Strains and plasmids used and constructed in this study are listed and described in Table 1 and Table 2. Site-directed mutagenesis using the Quickchange kit (Stratagene) and appropriate primers were used to introduce desired mutations into plasmids. The G600 strain, the genome of which was recently sequenced (Fitzpatrick et al. 2011), was used to amplify SSE genes via polymerase chain reaction for cloning into pRS315. The human HSPH1 gene (alternative name HSP105) was amplified from a cDNA clone purchased from Origene (Rockville, MD). All plasmids constructed in this study were verified by sequencing.
Standard media was used throughout this study as previously described (Guthrie and Fink 1991). Monitoring of [PSI+] was carried out as described (Jones and Masison 2003). Briefly, the presence of [PSI+] (the non-functional aggregated form of Sup35) and SUQ5 causes efficient translation read through of the ochre mutation in the ade2-1 allele. Non-suppressed ade2-1 mutants are Ade- and are red when grown on medium containing limiting amounts of adenine due to the accumulation of a pigmented substrate of Ade2. Partial suppression of ade2-1 by [PSI+] allows growth without adenine and eliminates the pigmentation (Cox 1965).

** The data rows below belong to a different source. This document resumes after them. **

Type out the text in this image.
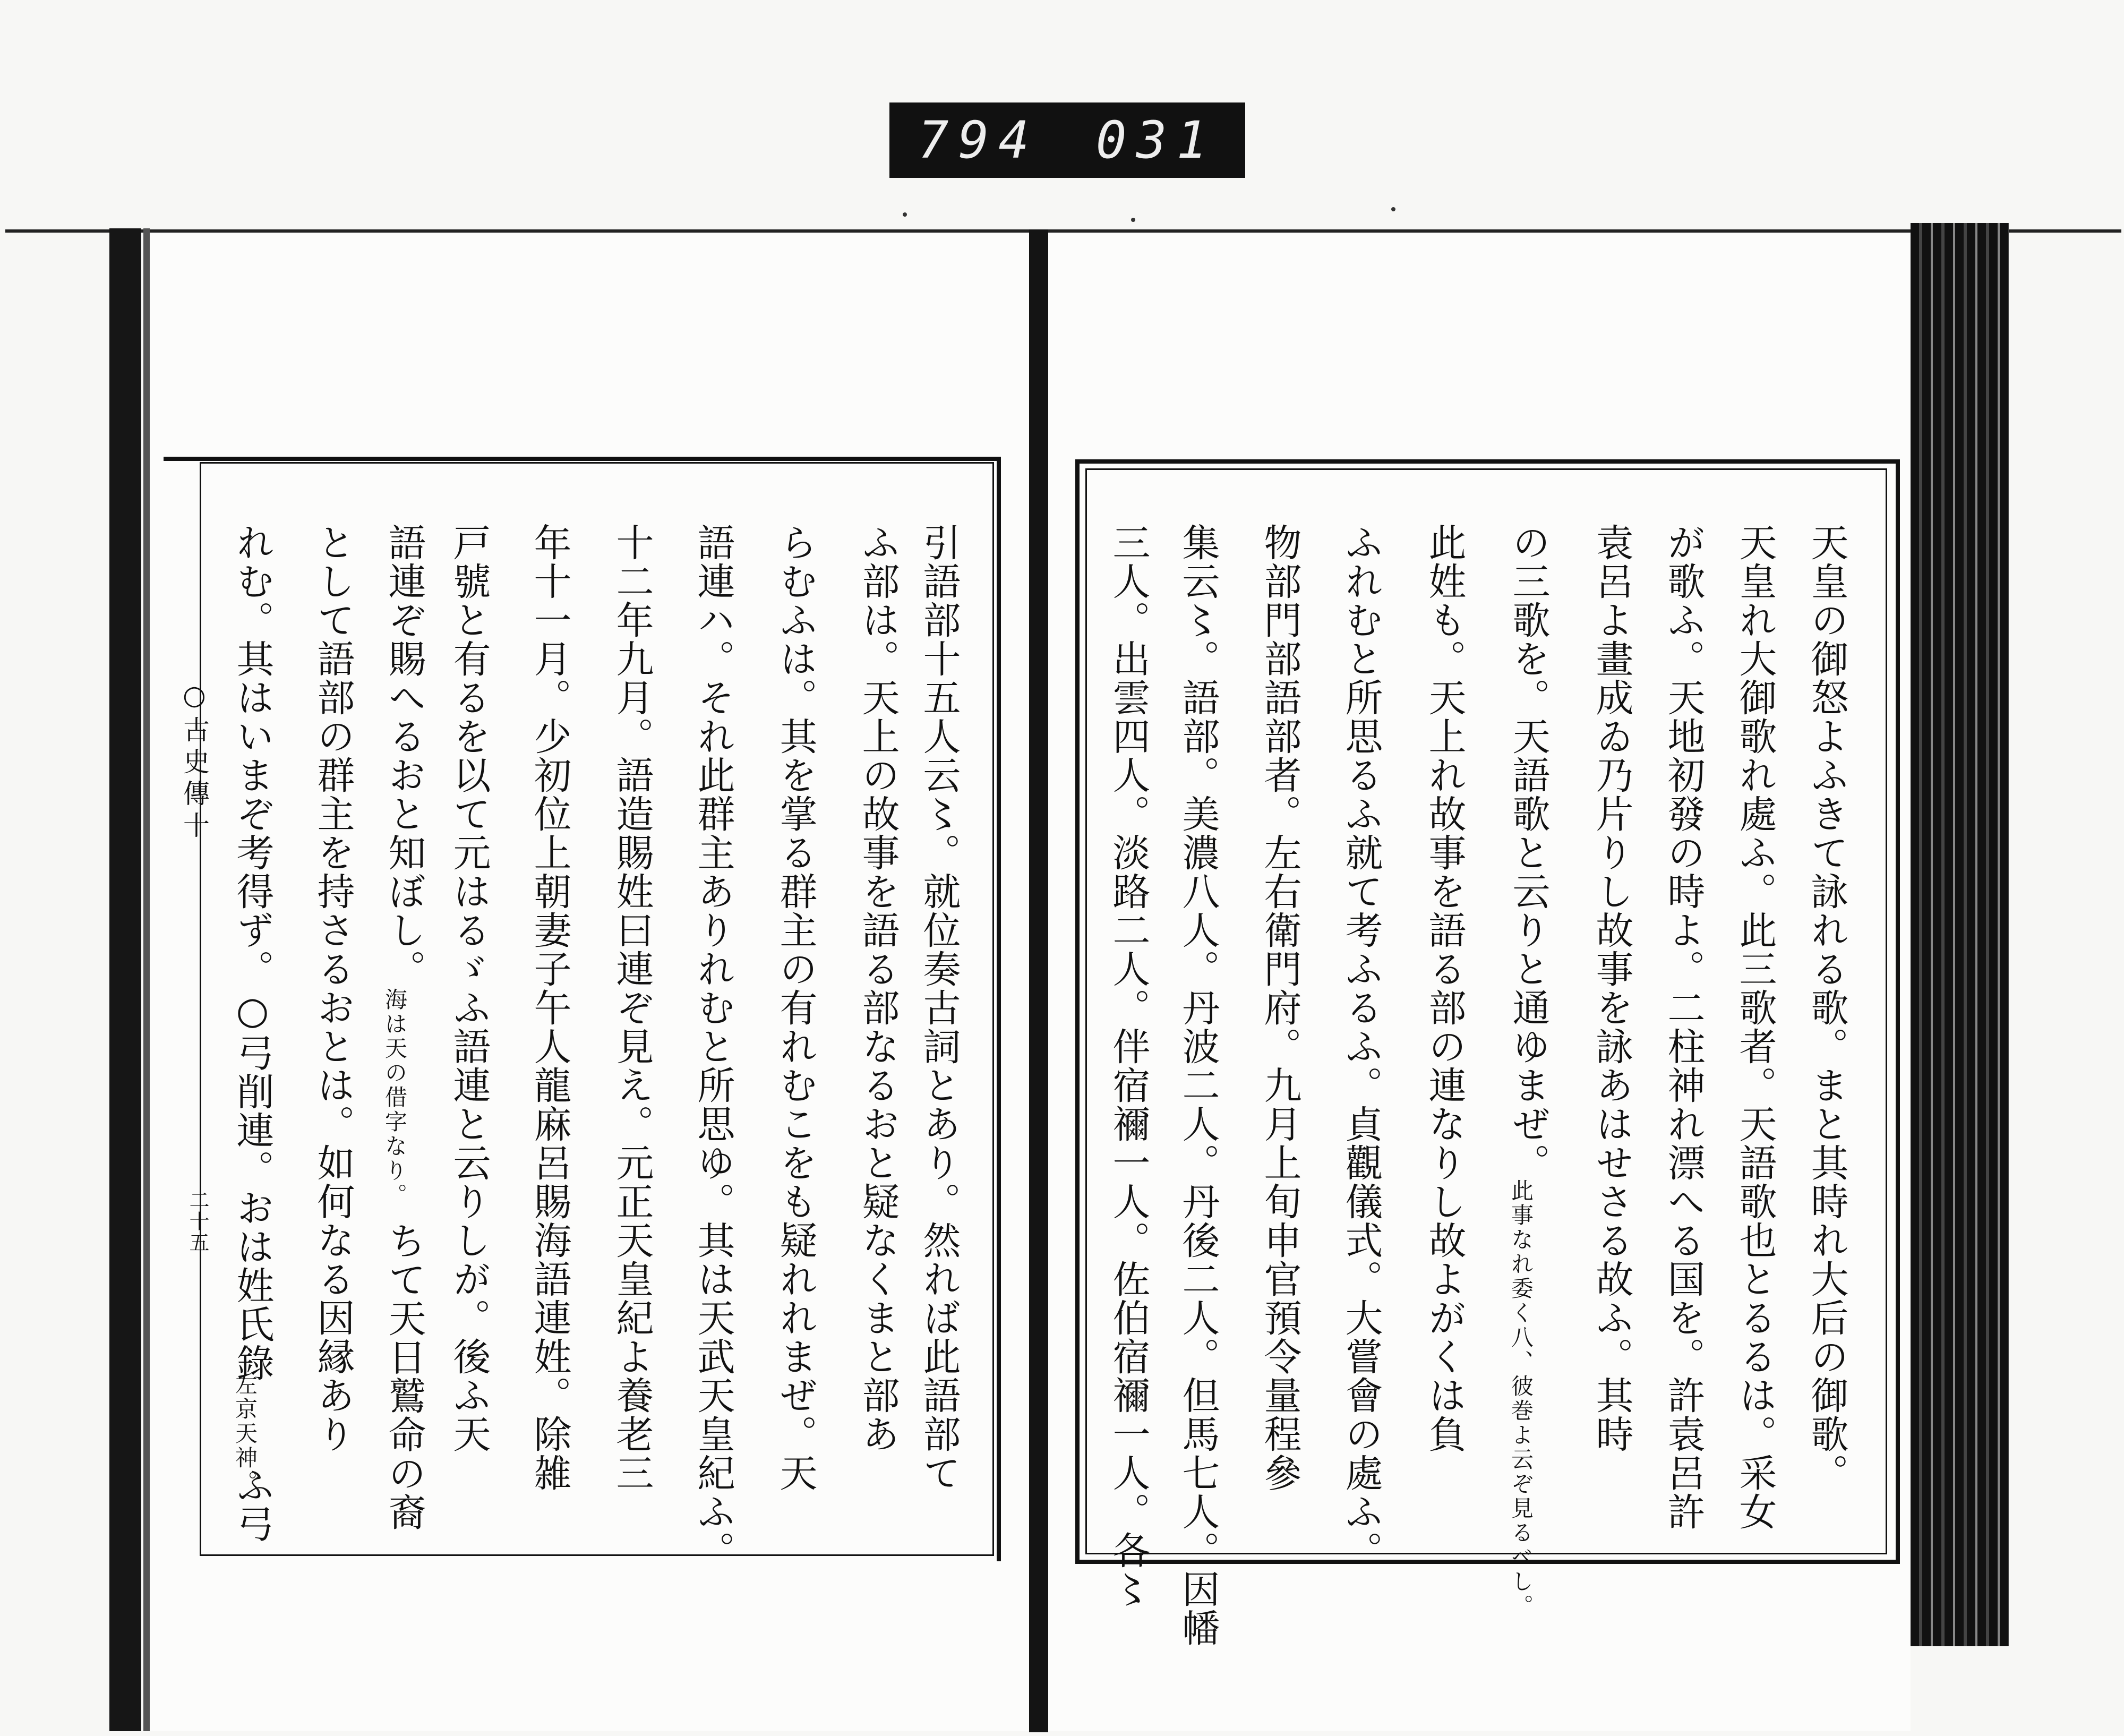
794 031
○古史傳十
二十五	引語部十五人云〻。就位奏古詞とあり。然れば此語部て
ふ部は。天上の故事を語る部なるおと疑なくまと部あ
らむふは。其を掌る群主の有れむこをも疑れれまぜ。天
語連ハ。それ此群主ありれむと所思ゆ。其は天武天皇紀ふ。
十二年九月。語造賜姓曰連ぞ見え。元正天皇紀よ養老三
年十一月。少初位上朝妻子午人龍麻呂賜海語連姓。除雑
戸號と有るを以て元はるゞふ語連と云りしが。後ふ天
語連ぞ賜へるおと知ぼし。
海は天の借字なり。
ちて天日鷲命の裔
として語部の群主を持さるおとは。如何なる因縁あり
れむ。其はいまぞ考得ず。○弓削連。おは姓氏錄
左京天神。
ふ弓
天皇の御怒よふきて詠れる歌。まと其時れ大后の御歌。
天皇れ大御歌れ處ふ。此三歌者。天語歌也とるるは。采女
が歌ふ。天地初發の時よ。二柱神れ漂へる国を。許袁呂許
袁呂よ畫成ゐ乃片りし故事を詠あはせさる故ふ。其時
の三歌を。天語歌と云りと通ゆまぜ。
此事なれ委く八、彼巻よ云ぞ見るべし。
此姓も。天上れ故事を語る部の連なりし故よがくは負
ふれむと所思るふ就て考ふるふ。貞觀儀式。大嘗會の處ふ。
物部門部語部者。左右衛門府。九月上旬申官預令量程參
集云〻。語部。美濃八人。丹波二人。丹後二人。但馬七人。因幡
三人。出雲四人。淡路二人。伴宿禰一人。佐伯宿禰一人。各〻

Monitoring of [URE3] again made use of the red/white selection based on the ADE2 gene. The strain SB34 has ADE2 under control of the DAL5 promoter. In [URE3] cells expression of the DAL5 promoter is high because of the action of Gln3. In [ure-0] cells soluble Ure2 can interact with Gln3 and prevent transcription from the DAL5 promoter. Hence, when [URE3] is present the SB34 strain will grow on medium lacking adenine and is white on medium with limiting adenine. When [ure-0] this strain will not grow on medium lacking adenine and is red on medium with limiting adenine.
Plasmid pRS315-SSE1 was subjected to treatment with hydroxylamine for 60 min (Schatz et al. 1988). This treatment resulted in mutation frequencies of around 8% for this plasmid (G. W. Jones, unpublished data).
Sse1 mutants were isolated using the plasmid shuffle technique. Strain CMY02 was transformed with the SSE1 mutagenized plasmid library. Transformed cells were selected on medium lacking leucine. Any red or dark-pink colonies were scored at this point as potential dominant SSE1 mutants that could weaken [PSI+]. Transformation plates were replica plated onto medium-containing limiting amounts of adenine and also 5-fluoro-orotic acid, a chemical that selects against URA+ cells and hence against the presence of the pRS316-SSE1 plasmid. Colonies appearing red or dark-pink at this stage were scored as potentially harboring a mutant sse1 allele that cannot maintain [PSI+]. All potential sse1 mutant containing plasmids were isolated and retransformed back into CMY02 and analyzed for their effects upon [PSI+]. After retransformation, the color phenotype of colonies was scored subjectively from 0 to 9, with 0 being white and 9 being red (Loovers et al. 2007).
Effects on [URE3] were assayed as previously described (Loovers et al. 2007). To summarize, SB34 was grown to log phase growth under conditions that maintain [URE3] (medium lacking adenine). Cells were transformed with wild-type (WT) or mutant SSE1 alleles and transformants were selected on medium lacking leucine. At this stage all cells (at least 100) were scored for color phenotype on the basis of being white, red or sectored.
Structures for Sse1 (2QXL; (Liu and Hendrickson 2007) and for Sse1 in complex with Ssa1 (3D2F; (Polier et al. 2008) were obtained from the Protein Data Bank. Molecular modeling to complete gap regions, introduce point mutations (100 models each), and for visualization was carried out using Molecular Operating Environment, version 2009.10 (Chemical Computing Group Inc., 2009). Images were generated using pyMol (DeLano 2002).
Western analysis was performed essentially as described previously (Jones and Masison 2003). Hsp70 monoclonal antibody was purchased from Cambridge Bioscience (SPA822), Sse1 polyclonal antibody was a gift from Jeff Brodsky (University of Pittsburgh), and Hsp104 polyclonal antibody was a gift from John Glover (University of Toronto).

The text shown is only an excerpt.